Questa vicenda rappresenta un’ulteriore prova del “peso” delle parole in epoca moderna, in cui internet funge da potenziale cassa di risonanza incontrollabile. “Molti sottovalutano la potenza della diffusione di ciò che si dice dei social – conclude il legale -, la cosa è sfuggita di mano all’autore forse inconsapevolmente, trovando audience nelle testate giornalistiche e provocando i danni tipici della gogna mediatica.

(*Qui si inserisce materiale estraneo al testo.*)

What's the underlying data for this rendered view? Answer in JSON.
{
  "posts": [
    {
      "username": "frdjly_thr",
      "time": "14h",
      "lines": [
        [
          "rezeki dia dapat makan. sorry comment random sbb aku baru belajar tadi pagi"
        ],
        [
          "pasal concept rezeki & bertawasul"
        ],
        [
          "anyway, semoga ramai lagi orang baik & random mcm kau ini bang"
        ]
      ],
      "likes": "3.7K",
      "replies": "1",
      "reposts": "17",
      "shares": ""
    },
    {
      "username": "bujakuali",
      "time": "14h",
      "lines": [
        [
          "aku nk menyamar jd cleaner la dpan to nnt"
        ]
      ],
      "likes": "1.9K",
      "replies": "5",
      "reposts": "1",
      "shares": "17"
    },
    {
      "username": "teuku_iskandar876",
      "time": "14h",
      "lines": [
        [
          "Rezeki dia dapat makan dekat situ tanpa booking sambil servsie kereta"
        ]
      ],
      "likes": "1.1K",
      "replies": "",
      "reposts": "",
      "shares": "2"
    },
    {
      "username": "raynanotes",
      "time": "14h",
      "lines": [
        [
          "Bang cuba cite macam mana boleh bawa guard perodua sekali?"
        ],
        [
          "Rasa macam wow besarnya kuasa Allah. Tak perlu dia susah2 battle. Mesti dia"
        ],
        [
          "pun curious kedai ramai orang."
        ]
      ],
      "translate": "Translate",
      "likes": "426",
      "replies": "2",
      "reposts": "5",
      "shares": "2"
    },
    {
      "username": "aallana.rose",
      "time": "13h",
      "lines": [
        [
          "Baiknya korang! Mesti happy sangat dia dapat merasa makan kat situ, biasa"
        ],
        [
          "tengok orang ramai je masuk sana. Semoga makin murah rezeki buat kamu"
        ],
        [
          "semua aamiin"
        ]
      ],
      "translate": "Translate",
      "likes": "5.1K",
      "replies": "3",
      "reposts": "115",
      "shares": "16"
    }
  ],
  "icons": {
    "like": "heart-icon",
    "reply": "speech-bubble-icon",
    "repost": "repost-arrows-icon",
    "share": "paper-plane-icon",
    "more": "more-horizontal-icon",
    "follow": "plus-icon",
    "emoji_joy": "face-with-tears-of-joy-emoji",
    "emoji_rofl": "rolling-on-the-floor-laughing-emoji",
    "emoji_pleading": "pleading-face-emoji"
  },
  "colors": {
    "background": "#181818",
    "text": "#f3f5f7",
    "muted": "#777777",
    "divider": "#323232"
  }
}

Con risvolti nel quotidiano: sono stati creati addirittura dei gruppi su whatsapp contro il ristoratore, il tutto senza verificare nulla e dando credibilità a un soggetto unico che può dire il vero o anche il falso, sposando qui la tesi del ragazzo sfruttato da un presunto ‘carnefice’, e invitando a boicottare il locale. Gente che prenota per poi disdire all’ultimo momento, e c’è chi addirittura passa davanti al locale facendo dei gestacci. Da un mese a questa parte si tratta di episodi che si ripetono”.